If you come across items made from stainless steel, I suggest you start collecting them even if you see no immediate application for them. Think of them as good metal… forever.

If you think collecting stainless steel sounds a bit silly, read on…

I once talked to a guy who did some welding in the outback of Australia in a mining town where they were routinely extracting tons of lead, silver, and beryllium. He was an immigrant and thought of stainless steel as being superior to normal steel and slightly not vastly more expensive. He asked for some stainless steel from his employers to complete the welding work he was doing, every one gave him a reaction as though he had asked for platinum or gold. Feeling like he had stepped into a parallel universe, he was wondering why there was no Stainless steel anywhere. there was no other material he could have used to complete the work either.

Eventually one of his bosses quietly lured him away from the others and whispered  “Don’t tell anyone, but I’ve got some Stainless steel”.  He was later ( in secret ) given access to a secret locked box perhaps the size of 2 shoe boxes which had about 40 random pieces of stainless steel in flat and pipe form. Most were clearly off-cuts salvaged from other work. The guy took a few pieces that seemed useful to the task at hand, but didn’t have enough to complete the job.

Later on another one of his bosses (a close friend of the first boss) lead him aside and essentially repeated the same process giving him access to a different secret stash of stainless steel, where upon he had enough material to complete the job. Interestingly neither of the bosses knew of each others Stainless steel stashes, the paranoia and secrecy surrounding this scarce material was so intense. Once he had acquired all the Stainless steel, each of the bosses realized that he had got stainless steel form more than one local source. Later on both bosses approached him on separate occasions to be reassured their source of Stainless steel had not been revealed and to inquire about where the other Stainless steel parts had come from. A few times subsequent, several people on the work site quizzed him about his source of stainless steel, to which had had to remain evasive. He thought it might have been part of an elaborate practical joke, like stories of the giant carnivorous red kangaroo that’s 25 feet tall with huge sharp teeth,  but they were just too serious about it, and there was no punchline later on. Some people in the area even speculated enviously over who might be secretly hoarding stainless steel, in the same way we might speculate who had gold bars under the bed. Apparently one of the few source of stainless steel in the town was a small truck that would travel all across the outback towns selling scrap stainless steel arriving at each town for a day about once or twice a year.
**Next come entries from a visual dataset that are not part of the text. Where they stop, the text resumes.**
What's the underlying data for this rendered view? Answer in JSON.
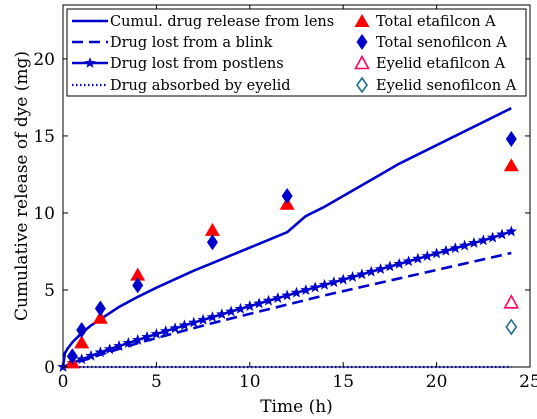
{
  "chart_data": {
    "type": "line",
    "xlabel": "Time (h)",
    "ylabel": "Cumulative release of dye (mg)",
    "xlim": [
      0,
      25
    ],
    "ylim": [
      0,
      23.5
    ],
    "x_ticks": [
      0,
      5,
      10,
      15,
      20,
      25
    ],
    "y_ticks": [
      0,
      5,
      10,
      15,
      20
    ],
    "grid": false,
    "legend_position": "top",
    "colors": {
      "blue": "#0000cc",
      "red": "#ff0000",
      "magenta": "#ff0066",
      "teal": "#1f6f8b"
    },
    "series": [
      {
        "name": "Cumul. drug release from lens",
        "style": "solid-line",
        "x": [
          0,
          0.1,
          0.25,
          0.5,
          1,
          1.5,
          2,
          3,
          4,
          5,
          6,
          7,
          8,
          9,
          10,
          11,
          12,
          13,
          14,
          15,
          16,
          17,
          18,
          19,
          20,
          21,
          22,
          23,
          24
        ],
        "y": [
          0,
          0.9,
          1.2,
          1.6,
          2.2,
          2.7,
          3.1,
          3.9,
          4.55,
          5.15,
          5.7,
          6.25,
          6.75,
          7.25,
          7.75,
          8.25,
          8.75,
          9.8,
          10.4,
          11.1,
          11.8,
          12.5,
          13.2,
          13.8,
          14.4,
          15.0,
          15.6,
          16.2,
          16.8
        ]
      },
      {
        "name": "Drug lost from a blink",
        "style": "dashed-line",
        "x": [
          0,
          1,
          2,
          4,
          6,
          8,
          10,
          12,
          14,
          16,
          18,
          20,
          22,
          24
        ],
        "y": [
          0,
          0.4,
          0.8,
          1.55,
          2.2,
          2.85,
          3.45,
          4.05,
          4.65,
          5.2,
          5.75,
          6.3,
          6.85,
          7.4
        ]
      },
      {
        "name": "Drug lost from postlens",
        "style": "line-star",
        "x": [
          0,
          0.5,
          1,
          1.5,
          2,
          2.5,
          3,
          3.5,
          4,
          4.5,
          5,
          5.5,
          6,
          6.5,
          7,
          7.5,
          8,
          8.5,
          9,
          9.5,
          10,
          10.5,
          11,
          11.5,
          12,
          12.5,
          13,
          13.5,
          14,
          14.5,
          15,
          15.5,
          16,
          16.5,
          17,
          17.5,
          18,
          18.5,
          19,
          19.5,
          20,
          20.5,
          21,
          21.5,
          22,
          22.5,
          23,
          23.5,
          24
        ],
        "y": [
          0,
          0.25,
          0.5,
          0.72,
          0.95,
          1.15,
          1.36,
          1.56,
          1.75,
          1.95,
          2.14,
          2.33,
          2.51,
          2.7,
          2.88,
          3.06,
          3.24,
          3.42,
          3.6,
          3.77,
          3.95,
          4.12,
          4.3,
          4.47,
          4.64,
          4.82,
          4.99,
          5.16,
          5.33,
          5.5,
          5.67,
          5.84,
          6.01,
          6.18,
          6.35,
          6.52,
          6.69,
          6.86,
          7.03,
          7.2,
          7.37,
          7.54,
          7.71,
          7.88,
          8.05,
          8.22,
          8.4,
          8.6,
          8.8
        ]
      },
      {
        "name": "Drug absorbed by eyelid",
        "style": "dotted-line",
        "x": [
          0,
          24
        ],
        "y": [
          0,
          0
        ]
      },
      {
        "name": "Total etafilcon A",
        "style": "filled-triangle",
        "x": [
          0.5,
          1,
          2,
          4,
          8,
          12,
          24
        ],
        "y": [
          0.3,
          1.6,
          3.2,
          6.0,
          8.9,
          10.6,
          13.1
        ]
      },
      {
        "name": "Total senofilcon A",
        "style": "filled-diamond",
        "x": [
          0.5,
          1,
          2,
          4,
          8,
          12,
          24
        ],
        "y": [
          0.7,
          2.4,
          3.8,
          5.3,
          8.1,
          11.1,
          14.8
        ]
      },
      {
        "name": "Eyelid etafilcon A",
        "style": "open-triangle",
        "x": [
          24
        ],
        "y": [
          4.2
        ]
      },
      {
        "name": "Eyelid senofilcon A",
        "style": "open-diamond",
        "x": [
          24
        ],
        "y": [
          2.6
        ]
      }
    ]
  }
}
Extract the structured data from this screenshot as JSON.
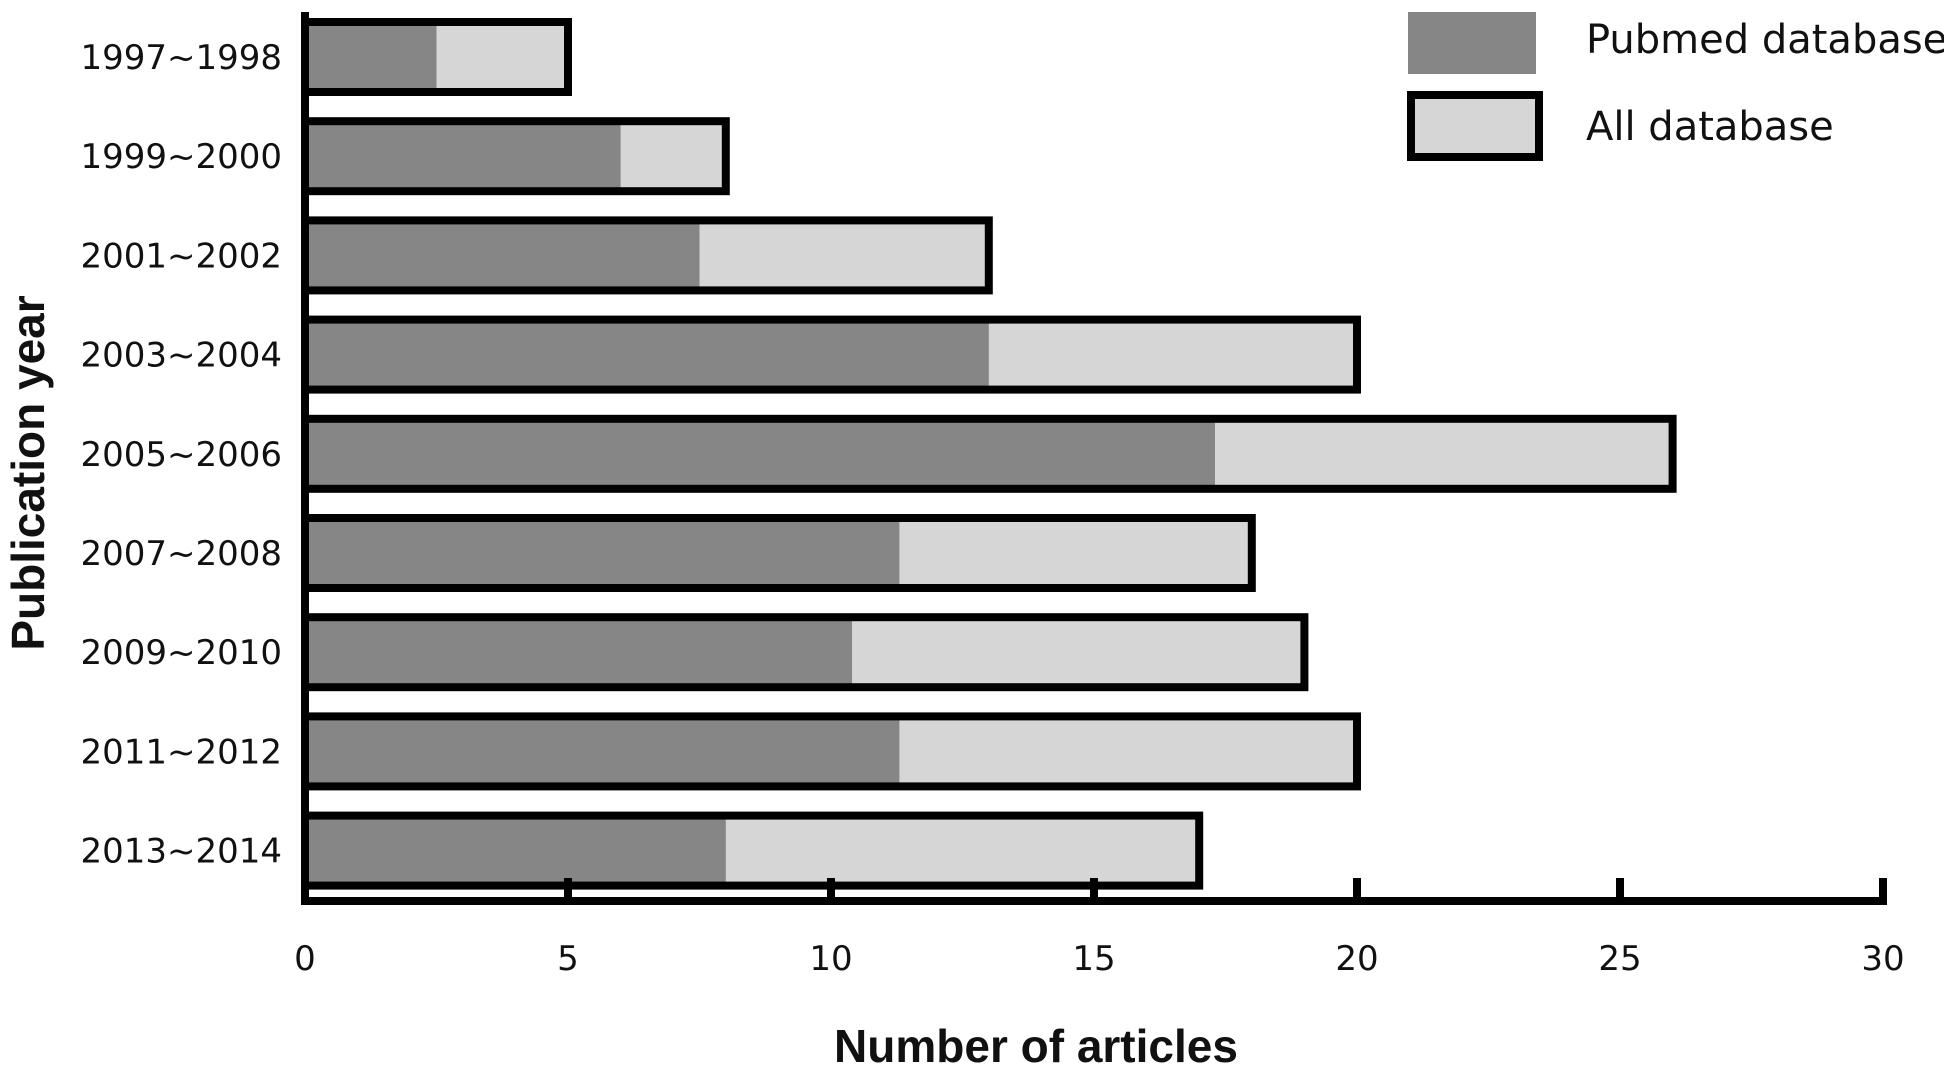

Remember that this happened in a prosperous mining town with a buoyant economy, long before peak oil was to occur. Why the paranoia and scarcity about stainless steel? Stainless steel was imported to the manufacturing bases in capital cities which were over 1000Km away, and most of the mines didn’t use stainless steel for their equipment so very little of it ever went near a mining town.  So short of hacking up or melting down cutlery and cookware (which had an equally large transport cost) there was no real source of this material. While this parable is a bit of an aside it does demonstrate that scarcity of a material or resource really does determine its value and the way people begin to act around scarce resources.

The irony of the story was, if he had asked for solid silver to do the work, people would have been quite accommodating, they had it in several different nugget and bullion forms.

Scarcity is  often; right here – right now, rather than; somewhere – eventually.

I think you’ll look at cutlery differently from now on.